Still in the shadow of the hedge they moved cautiously toward the
upper end of the private road until presently they saw a building
looming in their path.

"A garage?" whispered Barney.

"Or a barn," suggested the princess.

"In either event it should contain something that can go," returned
the American. "Let us hope that it can go like--like--ah--the wind."

"And carry two," supplemented the princess.

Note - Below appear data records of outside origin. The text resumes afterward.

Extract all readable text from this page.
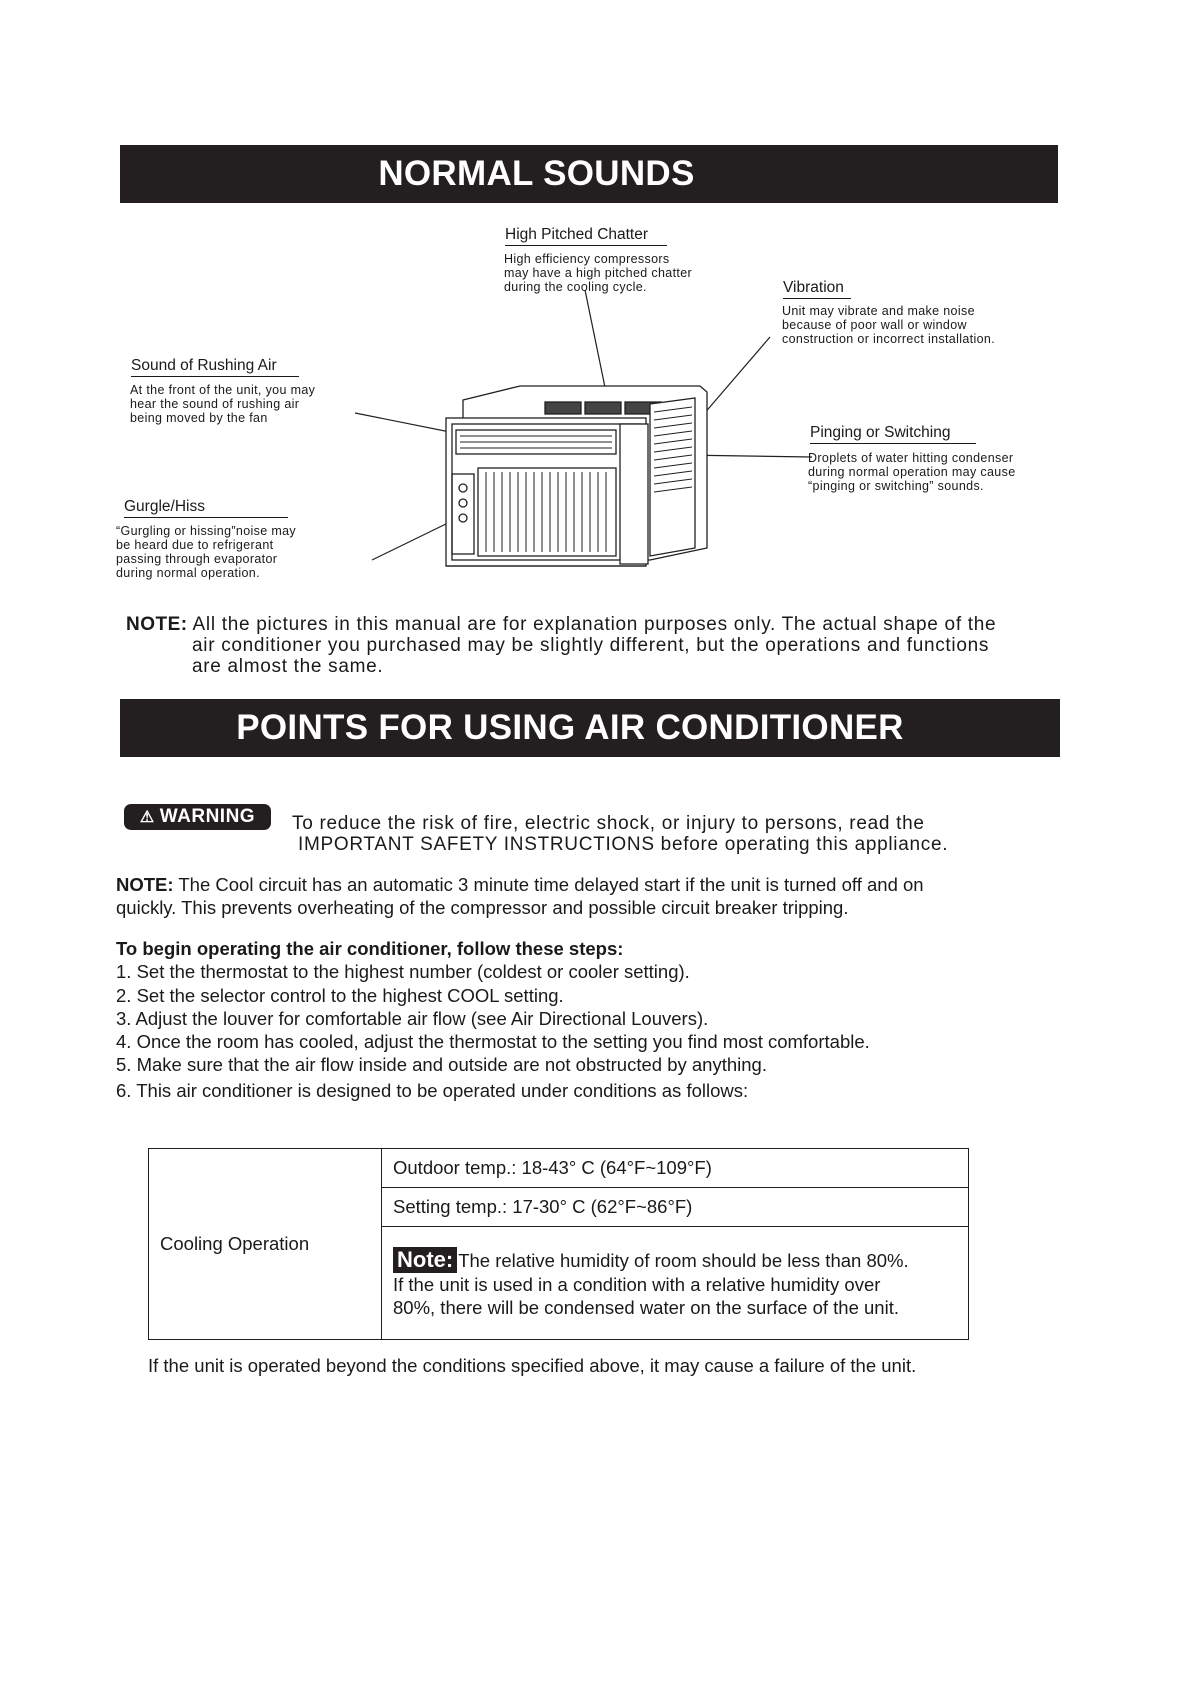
NORMAL SOUNDS
High Pitched Chatter
High efficiency compressors
may have a high pitched chatter
during the cooling cycle.	Vibration
Unit may vibrate and make noise
because of poor wall or window
construction or incorrect installation.
Sound of Rushing Air
At the front of the unit, you may
hear the sound of rushing air
being moved by the fan
Pinging or Switching
Droplets of water hitting condenser
during normal operation may cause
“pinging or switching” sounds.
Gurgle/Hiss
“Gurgling or hissing”noise may
be heard due to refrigerant
passing through evaporator
during normal operation.
NOTE: All the pictures in this manual are for explanation purposes only. The actual shape of the
air conditioner you purchased may be slightly different, but the operations and functions
are almost the same.
POINTS FOR USING AIR CONDITIONER
⚠ WARNING To reduce the risk of fire, electric shock, or injury to persons, read the
IMPORTANT SAFETY INSTRUCTIONS before operating this appliance.
NOTE: The Cool circuit has an automatic 3 minute time delayed start if the unit is turned off and on
quickly. This prevents overheating of the compressor and possible circuit breaker tripping.
To begin operating the air conditioner, follow these steps:
1. Set the thermostat to the highest number (coldest or cooler setting).
2. Set the selector control to the highest COOL setting.
3. Adjust the louver for comfortable air flow (see Air Directional Louvers).
4. Once the room has cooled, adjust the thermostat to the setting you find most comfortable.
5. Make sure that the air flow inside and outside are not obstructed by anything.
6. This air conditioner is designed to be operated under conditions as follows:
Cooling Operation	Outdoor temp.: 18-43° C (64°F~109°F)
Setting temp.: 17-30° C (62°F~86°F)
Note: The relative humidity of room should be less than 80%.
If the unit is used in a condition with a relative humidity over
80%, there will be condensed water on the surface of the unit.
If the unit is operated beyond the conditions specified above, it may cause a failure of the unit.
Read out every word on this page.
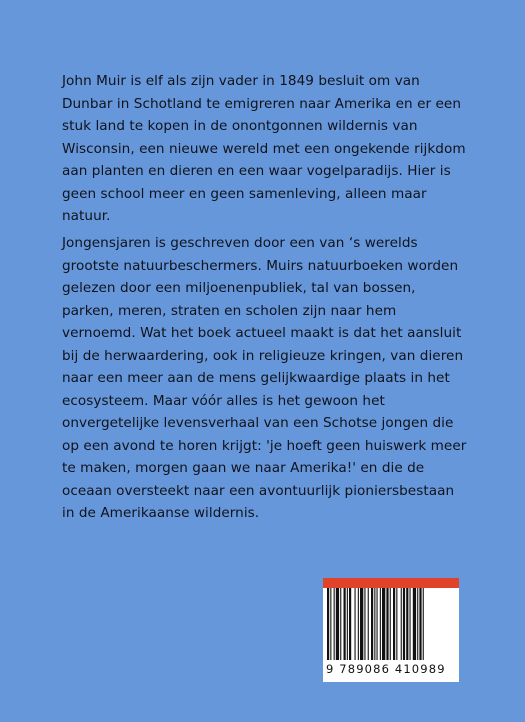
John Muir is elf als zijn vader in 1849 besluit om van Dunbar in Schotland te emigreren naar Amerika en er een stuk land te kopen in de onontgonnen wildernis van Wisconsin, een nieuwe wereld met een ongekende rijkdom aan planten en dieren en een waar vogelparadijs. Hier is geen school meer en geen samenleving, alleen maar natuur.

Jongensjaren is geschreven door een van ‘s werelds grootste natuurbeschermers. Muirs natuurboeken worden gelezen door een miljoenenpubliek, tal van bossen, parken, meren, straten en scholen zijn naar hem vernoemd. Wat het boek actueel maakt is dat het aansluit bij de herwaardering, ook in religieuze kringen, van dieren naar een meer aan de mens gelijkwaardige plaats in het ecosysteem. Maar vóór alles is het gewoon het onvergetelijke levensverhaal van een Schotse jongen die op een avond te horen krijgt: 'je hoeft geen huiswerk meer te maken, morgen gaan we naar Amerika!' en die de oceaan oversteekt naar een avontuurlijk pioniersbestaan in de Amerikaanse wildernis.

9 789086 410989
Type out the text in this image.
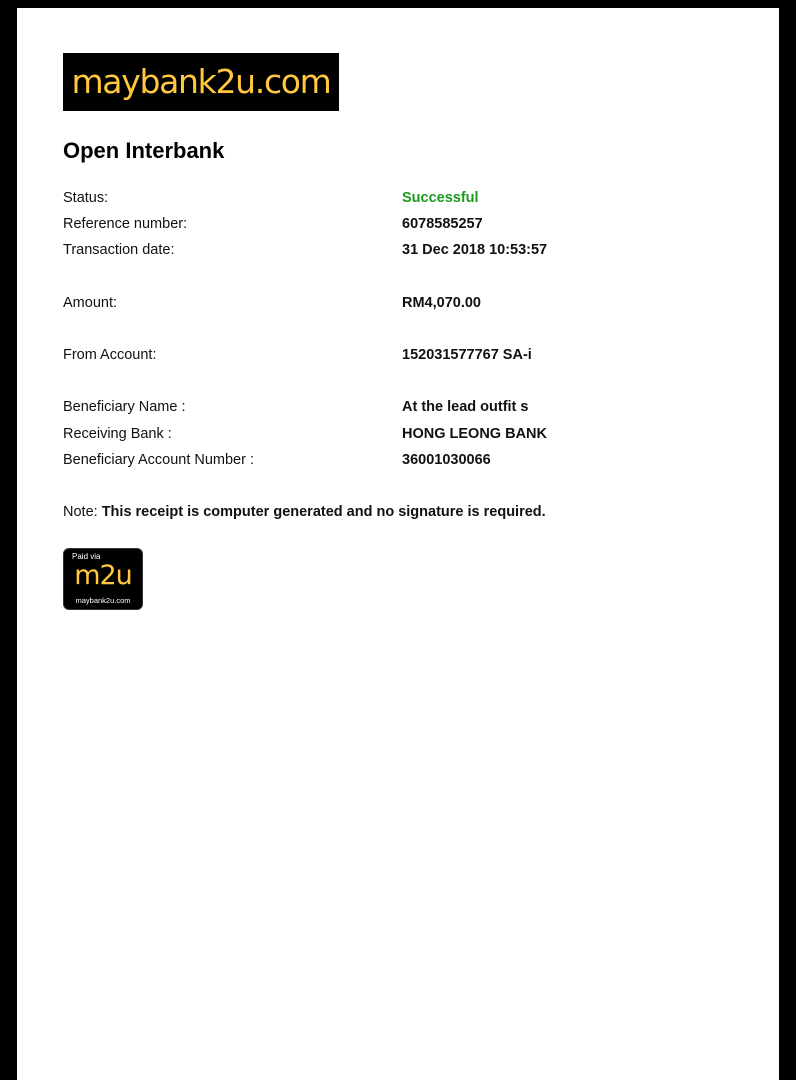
maybank2u.com
Open Interbank
Status:	Successful
Reference number:	6078585257
Transaction date:	31 Dec 2018 10:53:57
Amount:	RM4,070.00
From Account:	152031577767 SA-i
Beneficiary Name :	At the lead outfit s
Receiving Bank :	HONG LEONG BANK
Beneficiary Account Number :	36001030066
Note: This receipt is computer generated and no signature is required.
Paid via
m2u
maybank2u.com
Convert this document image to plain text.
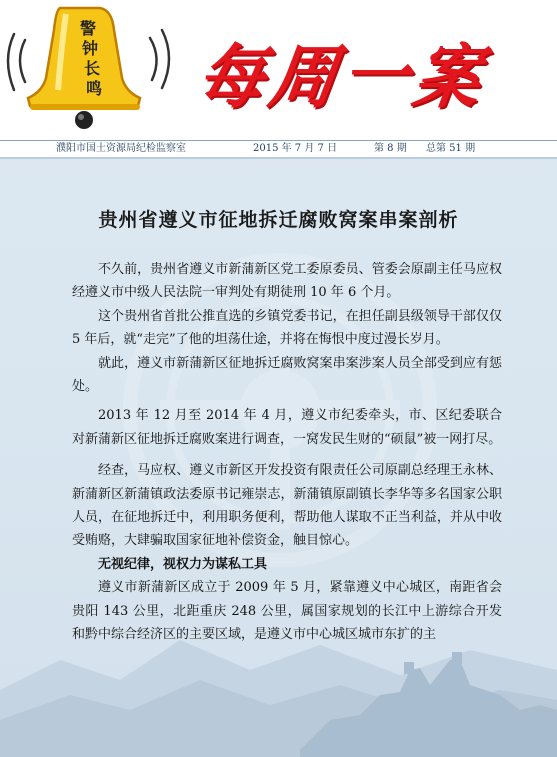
警
钟
长
鸣 每周一案
濮阳市国土资源局纪检监察室	2015 年 7 月 7 日	第 8 期 总第 51 期
贵州省遵义市征地拆迁腐败窝案串案剖析

不久前，贵州省遵义市新蒲新区党工委原委员、管委会原副主任马应权经遵义市中级人民法院一审判处有期徒刑 10 年 6 个月。

这个贵州省首批公推直选的乡镇党委书记，在担任副县级领导干部仅仅 5 年后，就“走完”了他的坦荡仕途，并将在悔恨中度过漫长岁月。

就此，遵义市新蒲新区征地拆迁腐败窝案串案涉案人员全部受到应有惩处。

2013 年 12 月至 2014 年 4 月，遵义市纪委牵头，市、区纪委联合对新蒲新区征地拆迁腐败案进行调查，一窝发民生财的“硕鼠”被一网打尽。

经查，马应权、遵义市新区开发投资有限责任公司原副总经理王永林、新蒲新区新蒲镇政法委原书记雍崇志，新蒲镇原副镇长李华等多名国家公职人员，在征地拆迁中，利用职务便利，帮助他人谋取不正当利益，并从中收受贿赂，大肆骗取国家征地补偿资金，触目惊心。

无视纪律，视权力为谋私工具

遵义市新蒲新区成立于 2009 年 5 月，紧靠遵义中心城区，南距省会贵阳 143 公里，北距重庆 248 公里，属国家规划的长江中上游综合开发和黔中综合经济区的主要区域，是遵义市中心城区城市东扩的主
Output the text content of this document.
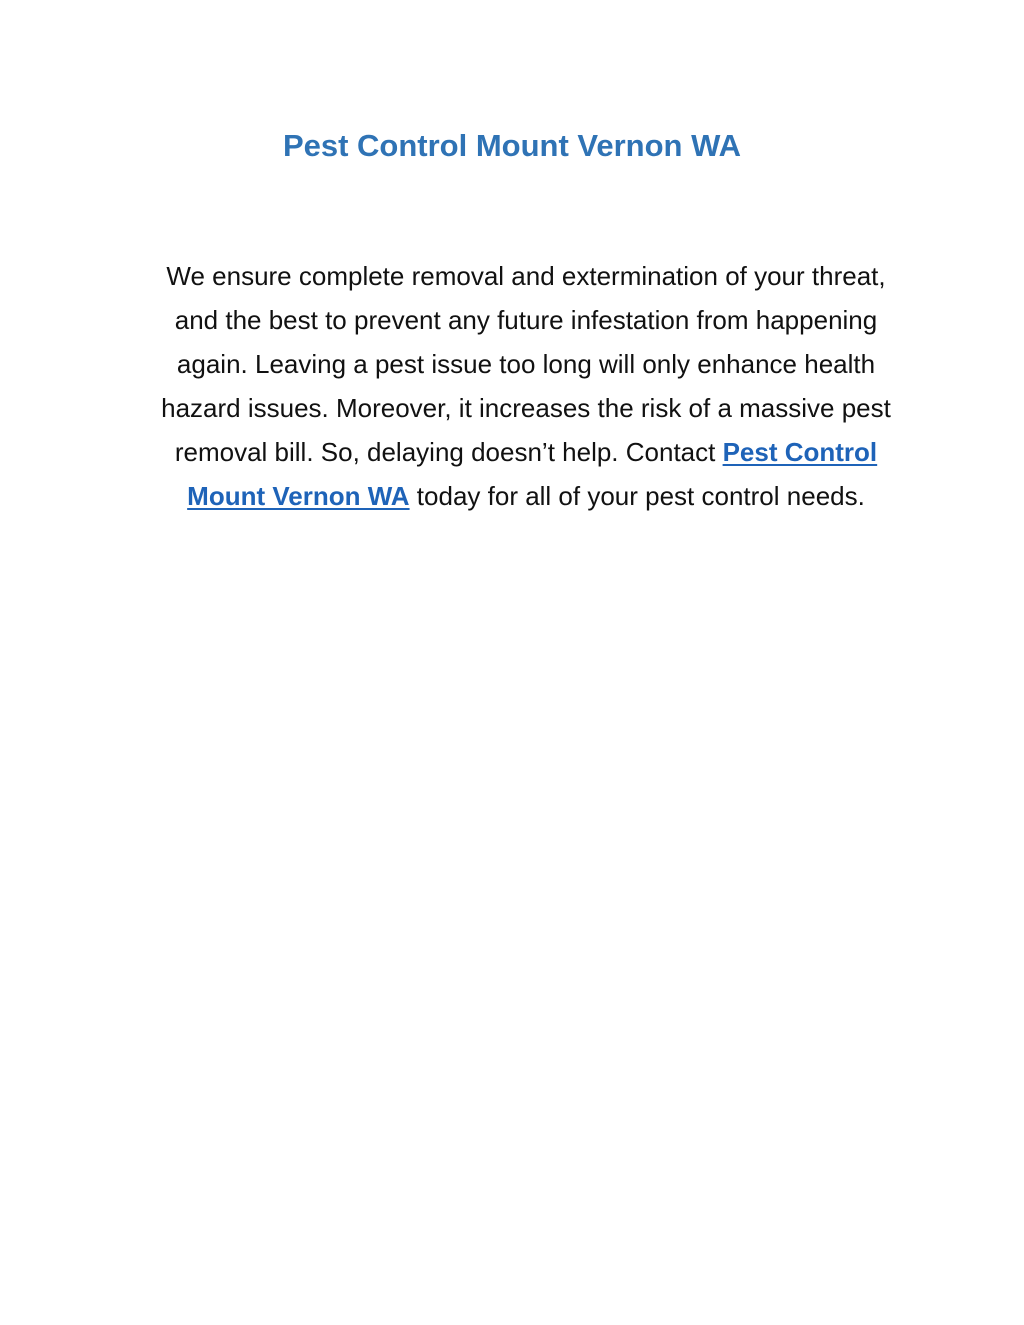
Pest Control Mount Vernon WA

We ensure complete removal and extermination of your threat, and the best to prevent any future infestation from happening again. Leaving a pest issue too long will only enhance health hazard issues. Moreover, it increases the risk of a massive pest removal bill. So, delaying doesn’t help. Contact Pest Control Mount Vernon WA today for all of your pest control needs.
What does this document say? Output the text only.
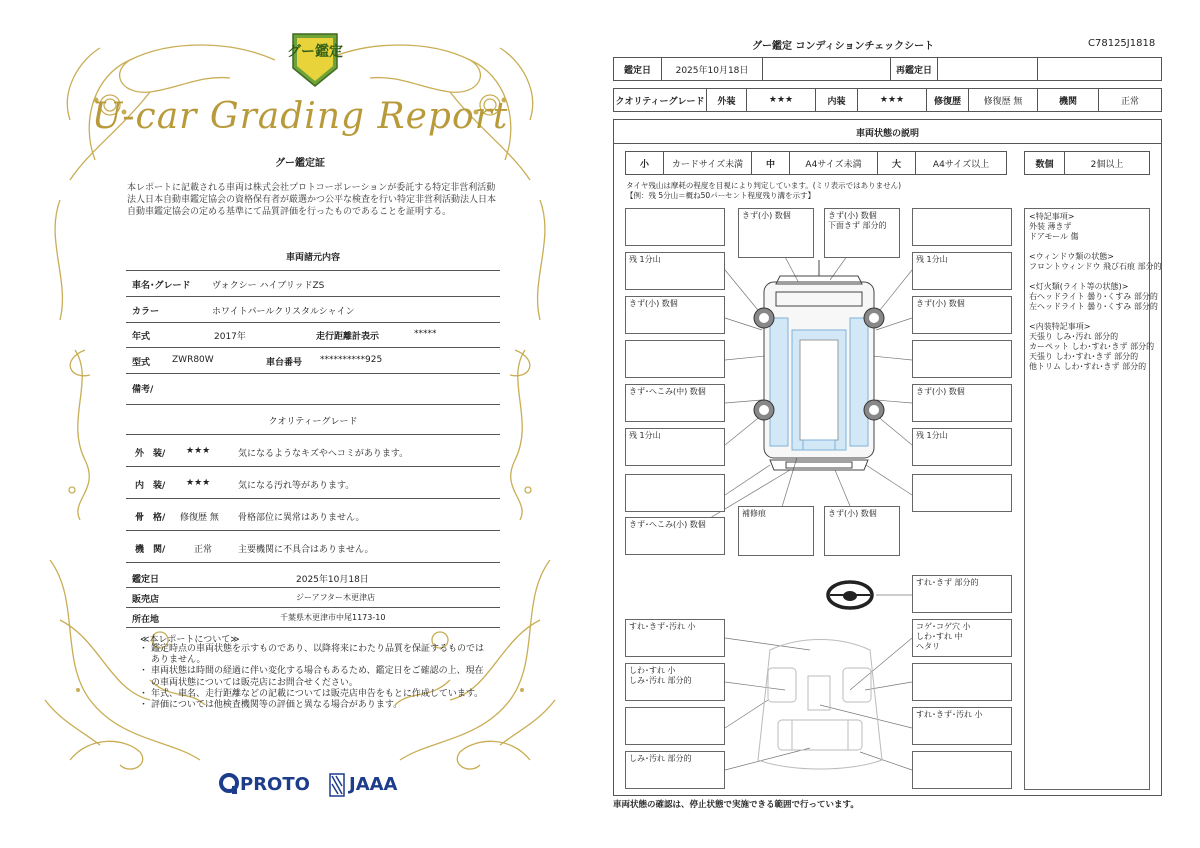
グー鑑定
U-car Grading Report
グー鑑定証
本レポートに記載される車両は株式会社プロトコーポレーションが委託する特定非営利活動法人日本自動車鑑定協会の資格保有者が厳選かつ公平な検査を行い特定非営利活動法人日本自動車鑑定協会の定める基準にて品質評価を行ったものであることを証明する。
車両諸元内容
車名･グレード ヴォクシー ハイブリッドZS
カラー	ホワイトパールクリスタルシャイン
年式	2017年	走行距離計表示	*****
型式 ZWR80W	車台番号 **********925
備考/
クオリティーグレード
外　装/ ★★★	気になるようなキズやヘコミがあります。
内　装/ ★★★	気になる汚れ等があります。
骨　格/ 修復歴 無 骨格部位に異常はありません。
機　関/	正常	主要機関に不具合はありません。
鑑定日	2025年10月18日
販売店	ジーアフター木更津店
所在地	千葉県木更津市中尾1173-10
≪本レポートについて≫
・ 鑑定時点の車両状態を示すものであり、以降将来にわたり品質を保証するものではありません。
・ 車両状態は時間の経過に伴い変化する場合もあるため、鑑定日をご確認の上、現在の車両状態については販売店にお問合せください。
・ 年式、車名、走行距離などの記載については販売店申告をもとに作成しています。
・ 評価については他検査機関等の評価と異なる場合があります。
PROTO JAAA
グー鑑定 コンディションチェックシート	C78125J1818
鑑定日	2025年10月18日	再鑑定日
クオリティーグレード	外装	★★★	内装	★★★	修復歴	修復歴 無	機関	正常
車両状態の説明
小	カードサイズ未満	中	A4サイズ未満	大	A4サイズ以上	数個	2個以上
タイヤ残山は摩耗の程度を目視により判定しています。(ミリ表示ではありません)
【例：残 5分山＝概ね50パーセント程度残り溝を示す】
きず(小) 数個	きず(小) 数個
下面きず 部分的
残 1分山	残 1分山
きず(小) 数個	きず(小) 数個
きず･へこみ(中) 数個	きず(小) 数個
残 1分山	残 1分山
きず･へこみ(小) 数個
補修痕	きず(小) 数個
すれ･きず 部分的
すれ･きず･汚れ 小	コゲ･コゲ穴 小
しわ･すれ 中
ヘタリ
しわ･すれ 小
しみ･汚れ 部分的
すれ･きず･汚れ 小
しみ･汚れ 部分的
<特記事項>
外装 薄きず
ドアモール 傷
<ウィンドウ類の状態>
フロントウィンドウ 飛び石痕 部分的
<灯火類(ライト等の状態)>
右ヘッドライト 曇り･くすみ 部分的
左ヘッドライト 曇り･くすみ 部分的
<内装特記事項>
天張り しみ･汚れ 部分的
カーペット しわ･すれ･きず 部分的
天張り しわ･すれ･きず 部分的
他トリム しわ･すれ･きず 部分的
車両状態の確認は、停止状態で実施できる範囲で行っています。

"Wait here," said Barney. "If I get caught, run. Whatever happens
you mustn't be caught."

Princess Emma dropped back close to the hedge and Barney approached
the building, which proved to be a private garage. The doors were
locked, as also were the three windows. Barney passed entirely
around the structure halting at last upon the darkest side. Here was
a window. Barney tried to loosen the catch with the blade of his
pocket knife, but it wouldn't unfasten. His endeavors resulted only
in snapping short the blade of his knife. For a moment he stood
contemplating the baffling window. He dared not break the glass for
fear of arousing the inmates of the house which, though he could not
see it, might be close at hand.

Presently he recalled a scene he had witnessed on State Street in
Chicago several years before--a crowd standing before the window of
a jeweler's shop inspecting a neat little hole that a thief had cut
in the glass with a diamond and through which he had inserted his
hand and brought forth several hundred dollars worth of loot. But
Barney Custer wore no diamond--he would as soon have worn a
celluloid collar. But women wore diamonds. Doubtless the Princess
Emma had one. He ran quickly to her side.

"Have you a diamond ring?" he whispered.